Pharmacovigilance and Regulatory Affairs
Accelerate the drug approval process and improve safety for patients by taking advantage of powerful technology and our deep safety and regulatory expertise.
WHAT WE DO
Challenges we solve
Defining operating models for safety and regulatory
As life sciences companies seek efficient operating models, it’s important to build a solid foundation for execution and provide leaders and teams with clear direction.
Accelerating regulatory submissions
Our unique regulatory intelligence and health authority query (HAQ) management offerings, paralleled with content automation capabilities, help accelerate regulatory submissions.
Safety and regulatory control tower
With so many projects in your safety and regulatory practice, how can you track progress and flag risks? Safety and regulatory practice-specific dashboards can identify opportunities for organizing projects.

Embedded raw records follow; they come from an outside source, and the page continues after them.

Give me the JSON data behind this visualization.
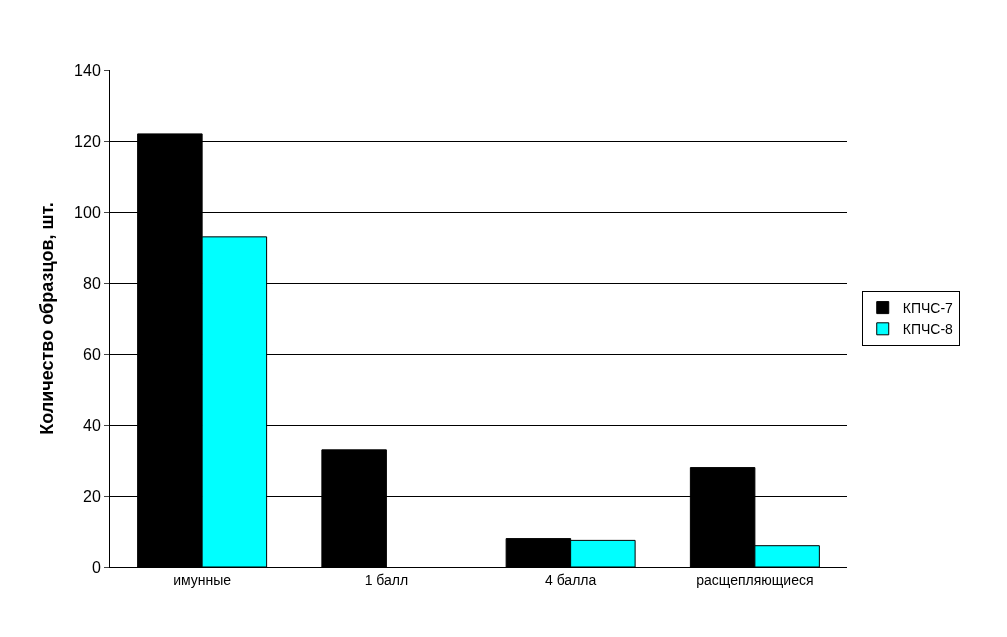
{
  "chart_data": {
    "type": "bar",
    "ylabel": "Количество образцов, шт.",
    "categories": [
      "имунные",
      "1 балл",
      "4 балла",
      "расщепляющиеся"
    ],
    "series": [
      {
        "name": "КПЧС-7",
        "color": "#000000",
        "values": [
          122,
          33,
          8,
          28
        ]
      },
      {
        "name": "КПЧС-8",
        "color": "#00ffff",
        "values": [
          93,
          null,
          7.5,
          6
        ]
      }
    ],
    "ylim": [
      0,
      140
    ],
    "yticks": [
      0,
      20,
      40,
      60,
      80,
      100,
      120,
      140
    ],
    "grid": "y",
    "legend": "right"
  }
}
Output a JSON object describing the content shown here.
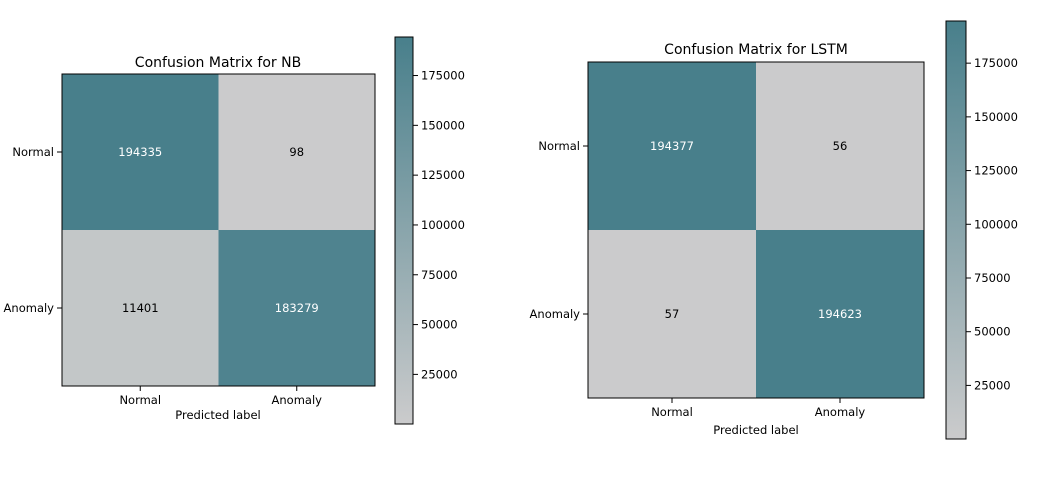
{
  "colors": {
    "high": "#487f8b",
    "low": "#cbcbcc",
    "text_on_high": "#ffffff",
    "text_on_low": "#000000"
  },
  "chart_data": [
    {
      "type": "heatmap",
      "title": "Confusion Matrix for NB",
      "xlabel": "Predicted label",
      "ylabel": "",
      "x_categories": [
        "Normal",
        "Anomaly"
      ],
      "y_categories": [
        "Normal",
        "Anomaly"
      ],
      "values": [
        [
          194335,
          98
        ],
        [
          11401,
          183279
        ]
      ],
      "colorbar": {
        "range": [
          98,
          194335
        ],
        "ticks": [
          25000,
          50000,
          75000,
          100000,
          125000,
          150000,
          175000
        ]
      },
      "grid": false
    },
    {
      "type": "heatmap",
      "title": "Confusion Matrix for LSTM",
      "xlabel": "Predicted label",
      "ylabel": "",
      "x_categories": [
        "Normal",
        "Anomaly"
      ],
      "y_categories": [
        "Normal",
        "Anomaly"
      ],
      "values": [
        [
          194377,
          56
        ],
        [
          57,
          194623
        ]
      ],
      "colorbar": {
        "range": [
          56,
          194623
        ],
        "ticks": [
          25000,
          50000,
          75000,
          100000,
          125000,
          150000,
          175000
        ]
      },
      "grid": false
    }
  ]
}
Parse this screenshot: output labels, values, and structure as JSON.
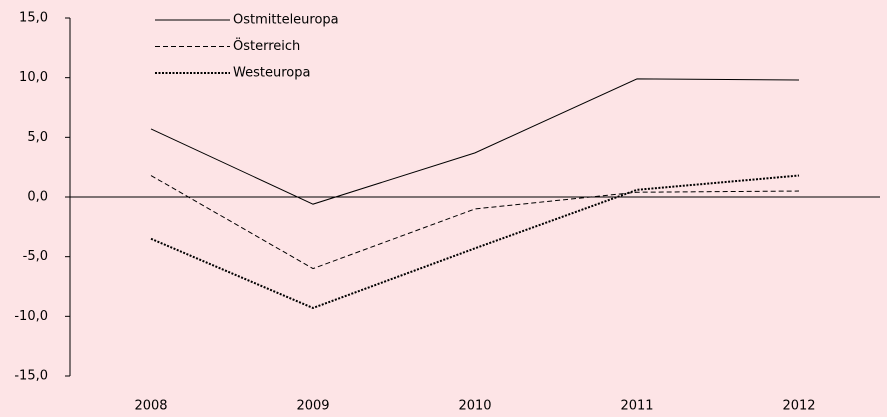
{
  "chart_data": {
    "type": "line",
    "categories": [
      "2008",
      "2009",
      "2010",
      "2011",
      "2012"
    ],
    "series": [
      {
        "name": "Ostmitteleuropa",
        "color": "#000000",
        "line_style": "solid",
        "values": [
          5.7,
          -0.6,
          3.7,
          9.9,
          9.8
        ]
      },
      {
        "name": "Österreich",
        "color": "#000000",
        "line_style": "dashed",
        "values": [
          1.8,
          -6.0,
          -1.0,
          0.4,
          0.5
        ]
      },
      {
        "name": "Westeuropa",
        "color": "#000000",
        "line_style": "dotted",
        "values": [
          -3.5,
          -9.3,
          -4.3,
          0.6,
          1.8
        ]
      }
    ],
    "ylim": [
      -15,
      15
    ],
    "yticks": [
      {
        "value": -15,
        "label": "-15,0"
      },
      {
        "value": -10,
        "label": "-10,0"
      },
      {
        "value": -5,
        "label": "-5,0"
      },
      {
        "value": 0,
        "label": "0,0"
      },
      {
        "value": 5,
        "label": "5,0"
      },
      {
        "value": 10,
        "label": "10,0"
      },
      {
        "value": 15,
        "label": "15,0"
      }
    ],
    "grid": false,
    "legend": "top-left"
  }
}
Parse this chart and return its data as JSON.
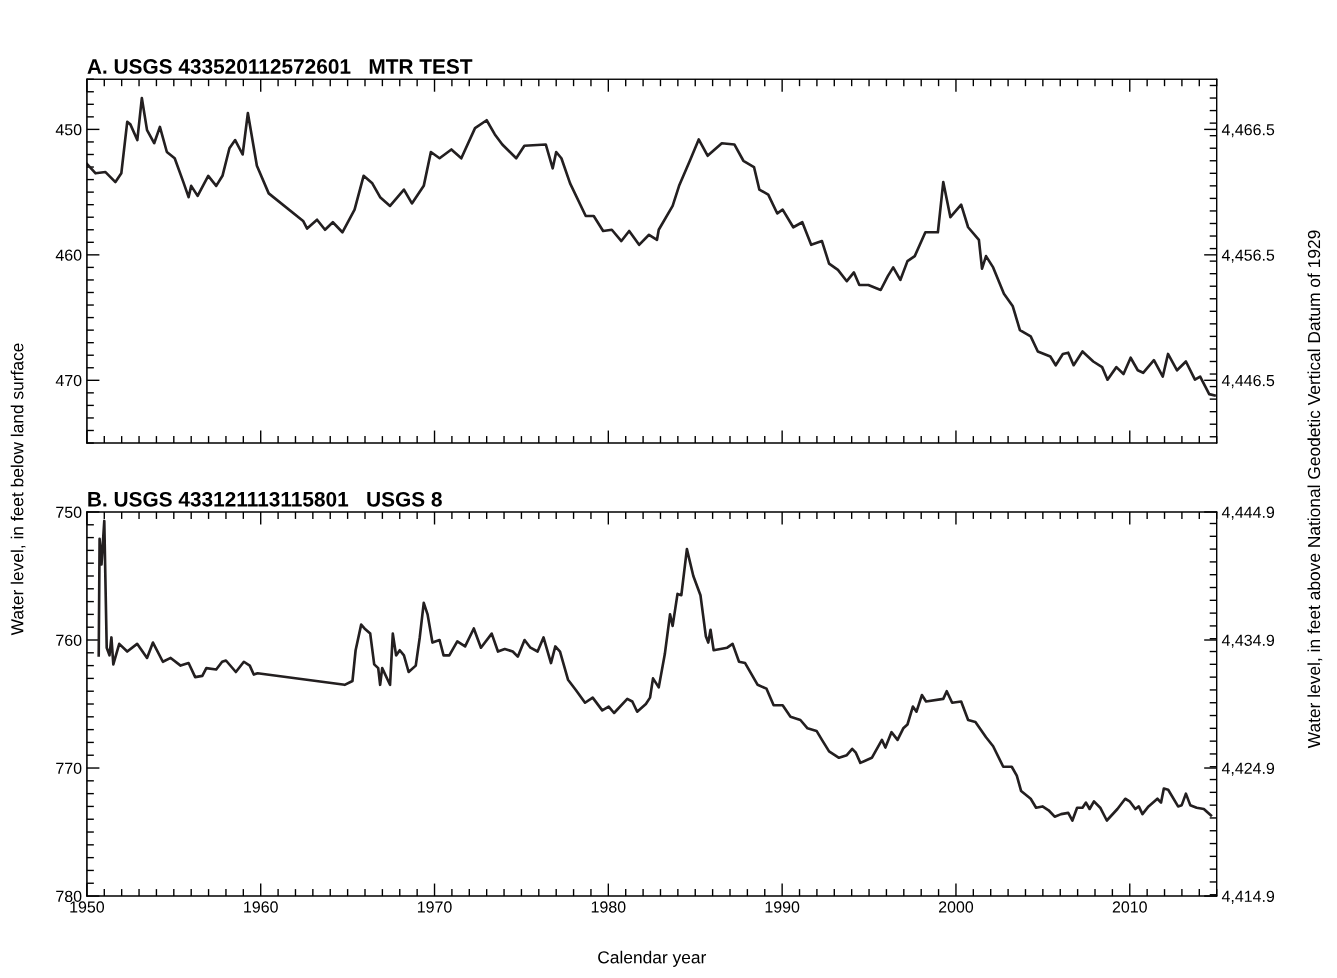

Signal management to improve patient safety
From safety signals management to predictive pharmacovigilance, it’s critical to truly innovate and deliver the best quality of care to patients.
HOW WE DO IT
ZS’s approach
ZS believes in the powerful combination of expertise and technology. We can help you innovate, analyze, predict and visualize to create the most advanced regulatory and pharmacovigilance practices.
Advisory solutions
From defining the most efficient organizational structure to designing a technology roadmap for the next five years, our advisory solutions will take your regulatory and pharmacovigilance organizations to the next level.
Data fabric
A critical first step to attaining powerful analytics is having the necessary data. We’ll help you build best-in-class data management infrastructure by considering business goals, analytical maturity, data access and current capabilities.
Reporting and analytics
We can help create the analytics dashboards you need, while providing report development services backed by artificial intelligence (AI) and machine learning (ML).
Content authoring automation
Report authoring is time and effort intensive, due to the necessary manual information extraction from different sources. We can help save time by automating tedious portions of the regulatory content authoring process.
Regulatory intelligence and health authority interaction solutions
Our regulatory intelligence and HAQ solutions tap into historical data, inform data-driven regulatory decision-making and enable insights for rapid and efficient regulatory approvals.
Safety insights
It’s challenging to generate powerful safety insights. We use AI and ML algorithms to leverage historical data from similar studies, which can help generate impactful safety insights that enhance patient safety.